The Cuomo administration's effort stemmed from a 2009 court decision which said landlords cannot charge market-rate rent increases while collecting a popular tax break known as J-51. Instead, the state's highest court ruled that apartments must be subject to rent stabilisation — state laws limiting rent increases — as long as owners receive the benefit.
As we reported in July, the state had ignored requests from tenant groups to enforce this landmark ruling, known as Roberts vs. Tishman Speyer. That was supposed to change in January, when Gov. Cuomo unveiled his effort to make owners comply with the Roberts ruling.
At the time, Gov. Cuomo said the "major initiative" would restore rent stabilisation to about 50,000 units that had been wrongly treated as market-rate while owners collected J-51 benefits. "There will be zero tolerance for those who disregard the law and reap these benefits while denying tenants affordable housing they are obligated to provide," Cuomo said.
The execution of Cuomo's announcement was far less emphatic than his words. Owners received a brief letter from the state's Division of Housing and Community Renewal asking them to sign their units up for rent stabilisation during the next registration period, which lasted from April 1 to July 31.
The letter did not spell out any consequences for noncompliance and tenants were not directly notified that their apartments were subject to rent stabilisation. Instead, the agency said "it is DHCR's expectation that this initiative will help tenants by spurring voluntary compliance by landlords" and that it expected "full compliance."
Also Read
Now, the results are in and it appears many apartment owners simply ignored the agency.
As of March 31, New York City had 839,164 apartments registered for rent stabilisation. As of October 1st, well after the July 31 deadline for landlords to register, the count stood at 861,683. That's a difference of about 22,500 apartments, or less than half the 50,000 goal Gov. Cuomo set in January.

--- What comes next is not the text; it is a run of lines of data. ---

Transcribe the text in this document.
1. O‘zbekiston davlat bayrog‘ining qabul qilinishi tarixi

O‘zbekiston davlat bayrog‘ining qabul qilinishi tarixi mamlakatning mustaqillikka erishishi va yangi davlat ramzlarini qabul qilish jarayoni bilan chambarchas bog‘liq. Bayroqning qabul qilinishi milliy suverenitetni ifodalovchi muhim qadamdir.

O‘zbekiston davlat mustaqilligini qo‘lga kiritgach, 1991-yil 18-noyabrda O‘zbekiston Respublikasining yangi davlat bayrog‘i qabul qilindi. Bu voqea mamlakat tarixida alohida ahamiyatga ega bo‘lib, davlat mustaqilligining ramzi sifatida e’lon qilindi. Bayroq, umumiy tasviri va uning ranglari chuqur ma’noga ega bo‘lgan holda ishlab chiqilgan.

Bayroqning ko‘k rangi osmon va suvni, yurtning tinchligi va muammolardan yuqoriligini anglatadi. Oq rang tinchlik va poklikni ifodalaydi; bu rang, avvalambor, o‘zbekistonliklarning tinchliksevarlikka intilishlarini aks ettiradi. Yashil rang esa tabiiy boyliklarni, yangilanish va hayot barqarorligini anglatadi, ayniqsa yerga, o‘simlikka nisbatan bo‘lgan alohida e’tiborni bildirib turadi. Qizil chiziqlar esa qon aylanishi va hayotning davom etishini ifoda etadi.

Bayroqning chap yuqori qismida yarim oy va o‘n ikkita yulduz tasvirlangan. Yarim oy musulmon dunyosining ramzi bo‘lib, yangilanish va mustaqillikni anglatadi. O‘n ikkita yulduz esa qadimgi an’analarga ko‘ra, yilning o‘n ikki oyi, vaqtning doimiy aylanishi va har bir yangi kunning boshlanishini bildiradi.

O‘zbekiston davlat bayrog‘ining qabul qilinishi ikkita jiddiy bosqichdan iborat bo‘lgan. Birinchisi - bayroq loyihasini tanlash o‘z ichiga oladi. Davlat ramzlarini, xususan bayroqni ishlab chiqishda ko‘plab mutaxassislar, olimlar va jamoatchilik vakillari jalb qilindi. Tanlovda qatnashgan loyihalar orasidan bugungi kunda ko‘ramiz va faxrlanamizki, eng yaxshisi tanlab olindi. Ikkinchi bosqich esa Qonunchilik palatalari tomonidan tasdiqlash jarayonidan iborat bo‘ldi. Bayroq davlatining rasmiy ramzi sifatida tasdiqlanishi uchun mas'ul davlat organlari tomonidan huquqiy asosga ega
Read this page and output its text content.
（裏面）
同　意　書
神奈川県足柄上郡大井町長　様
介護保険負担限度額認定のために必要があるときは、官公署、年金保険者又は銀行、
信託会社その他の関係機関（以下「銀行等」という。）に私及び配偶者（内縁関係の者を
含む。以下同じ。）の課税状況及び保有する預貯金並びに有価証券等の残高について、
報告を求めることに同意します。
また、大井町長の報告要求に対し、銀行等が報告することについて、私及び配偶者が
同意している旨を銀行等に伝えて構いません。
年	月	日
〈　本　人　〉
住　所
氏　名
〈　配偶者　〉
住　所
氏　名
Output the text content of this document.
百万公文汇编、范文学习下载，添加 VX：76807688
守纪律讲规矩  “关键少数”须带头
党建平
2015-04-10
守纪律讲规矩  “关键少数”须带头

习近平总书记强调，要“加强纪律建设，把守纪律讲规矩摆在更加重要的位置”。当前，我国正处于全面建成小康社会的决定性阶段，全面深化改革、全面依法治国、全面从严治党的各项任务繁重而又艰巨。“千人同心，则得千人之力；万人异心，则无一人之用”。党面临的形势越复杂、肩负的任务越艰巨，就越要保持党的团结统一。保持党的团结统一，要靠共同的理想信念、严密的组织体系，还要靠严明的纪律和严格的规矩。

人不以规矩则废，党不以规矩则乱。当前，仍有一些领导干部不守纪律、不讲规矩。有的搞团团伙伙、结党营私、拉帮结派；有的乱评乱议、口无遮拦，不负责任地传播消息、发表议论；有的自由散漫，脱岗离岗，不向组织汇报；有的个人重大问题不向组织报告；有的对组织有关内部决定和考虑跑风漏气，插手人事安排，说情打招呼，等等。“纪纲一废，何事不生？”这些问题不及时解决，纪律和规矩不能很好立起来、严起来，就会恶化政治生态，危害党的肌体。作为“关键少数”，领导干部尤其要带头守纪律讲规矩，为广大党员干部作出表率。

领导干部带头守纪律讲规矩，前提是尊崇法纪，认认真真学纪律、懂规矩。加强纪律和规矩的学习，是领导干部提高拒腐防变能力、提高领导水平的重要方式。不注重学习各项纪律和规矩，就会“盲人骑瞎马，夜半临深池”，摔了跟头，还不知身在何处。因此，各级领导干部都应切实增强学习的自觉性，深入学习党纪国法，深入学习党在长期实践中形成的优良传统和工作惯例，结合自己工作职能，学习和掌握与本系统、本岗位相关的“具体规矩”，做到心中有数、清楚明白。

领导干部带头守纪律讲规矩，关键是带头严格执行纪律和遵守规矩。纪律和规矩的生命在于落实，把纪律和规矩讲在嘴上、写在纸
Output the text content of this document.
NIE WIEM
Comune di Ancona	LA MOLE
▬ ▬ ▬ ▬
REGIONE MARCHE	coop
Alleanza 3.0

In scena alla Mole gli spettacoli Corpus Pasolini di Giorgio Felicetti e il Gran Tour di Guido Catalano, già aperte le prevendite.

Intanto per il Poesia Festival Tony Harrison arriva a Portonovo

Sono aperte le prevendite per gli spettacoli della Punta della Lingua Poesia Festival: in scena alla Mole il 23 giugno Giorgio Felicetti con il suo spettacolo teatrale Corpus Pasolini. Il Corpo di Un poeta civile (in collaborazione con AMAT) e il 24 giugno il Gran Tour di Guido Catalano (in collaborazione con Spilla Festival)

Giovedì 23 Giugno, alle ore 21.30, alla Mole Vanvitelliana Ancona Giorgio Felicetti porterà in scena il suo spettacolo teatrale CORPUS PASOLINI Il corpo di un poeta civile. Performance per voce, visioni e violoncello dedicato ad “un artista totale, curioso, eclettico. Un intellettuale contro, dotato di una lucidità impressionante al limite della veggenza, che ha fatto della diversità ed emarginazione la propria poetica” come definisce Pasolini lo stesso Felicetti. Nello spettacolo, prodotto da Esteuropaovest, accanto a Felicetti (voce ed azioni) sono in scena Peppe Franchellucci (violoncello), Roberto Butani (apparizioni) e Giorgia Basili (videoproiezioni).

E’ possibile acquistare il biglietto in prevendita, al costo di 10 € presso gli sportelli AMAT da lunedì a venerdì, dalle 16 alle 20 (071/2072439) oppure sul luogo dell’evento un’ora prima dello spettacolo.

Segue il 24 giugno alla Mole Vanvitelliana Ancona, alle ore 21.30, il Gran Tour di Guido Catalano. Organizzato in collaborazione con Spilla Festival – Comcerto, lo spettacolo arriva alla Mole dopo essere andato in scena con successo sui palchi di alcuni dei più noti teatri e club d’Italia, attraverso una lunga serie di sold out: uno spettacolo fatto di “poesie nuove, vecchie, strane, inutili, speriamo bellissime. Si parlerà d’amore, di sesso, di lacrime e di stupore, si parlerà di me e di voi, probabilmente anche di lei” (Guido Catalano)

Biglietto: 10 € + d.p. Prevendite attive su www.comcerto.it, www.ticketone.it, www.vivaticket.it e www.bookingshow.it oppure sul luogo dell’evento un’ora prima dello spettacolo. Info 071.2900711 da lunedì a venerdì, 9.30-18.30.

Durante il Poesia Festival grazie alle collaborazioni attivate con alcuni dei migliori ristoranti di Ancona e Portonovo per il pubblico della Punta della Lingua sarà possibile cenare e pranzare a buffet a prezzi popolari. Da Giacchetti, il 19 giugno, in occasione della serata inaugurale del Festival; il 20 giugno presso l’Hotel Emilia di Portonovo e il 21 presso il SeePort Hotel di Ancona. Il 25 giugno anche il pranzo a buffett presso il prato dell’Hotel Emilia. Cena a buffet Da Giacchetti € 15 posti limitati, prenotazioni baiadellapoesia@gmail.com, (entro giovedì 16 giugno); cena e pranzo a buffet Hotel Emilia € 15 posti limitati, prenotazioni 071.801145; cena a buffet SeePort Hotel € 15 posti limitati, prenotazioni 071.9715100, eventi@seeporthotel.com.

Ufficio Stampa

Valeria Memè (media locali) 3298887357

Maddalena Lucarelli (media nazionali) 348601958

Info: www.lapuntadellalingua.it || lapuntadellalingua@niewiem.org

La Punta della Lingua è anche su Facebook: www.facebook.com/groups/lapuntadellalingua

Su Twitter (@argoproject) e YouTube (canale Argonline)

"Sounds like they have a lot more work to do," said Helen Rosenthal, a member of New York's City Council. Rosenthal said she still sees rent-stabilized apartments disappearing quickly from her district in Manhattan's Upper West Side. "It's like a sieve on the Upper West Side. We're just losing them hand over fist," she said.
Asked about the shortfall, the Division of Housing and Community Renewal said that it will "take legal measures with appropriate authorities to enforce the law."
Landlord groups did not respond to a request for comment.
Some tenant advocates said they were not surprised that the state's voluntary approach yielded limited results.
"When DHCR politely asks landlords to follow the law, the agency signals that landlords can continue to flout the law," said Ellen Davidson, a lawyer at The Legal Aid Society, which helps low-income tenants.
That was precisely the advice given out by some landlord lawyers in the wake of Gov. Cuomo's January announcement. "Let someone else play the next chapter out in the courts or at DHCR before you go re-registering long-deregulated units. THIS is a choice that every landlord needs to make in conjunction with their counsel," one attorney wrote in a February note to clients.
In one building we profiled in our July investigation, 945 West End Ave., it took a lawsuit by the tenants to force their landlord to comply with the law; a tough-sounding letter from the Division of Housing and Community Renewal did not accomplish much.
Which is why advocates like Davidson say the state should notify tenants as well as landlords that their apartments should be rent stabilised.
"Had they wanted these rights enforced, they would have informed tenants that they had rights under the rent stabilisation law and encouraged tenants to bring actions against their landlords," Davison said.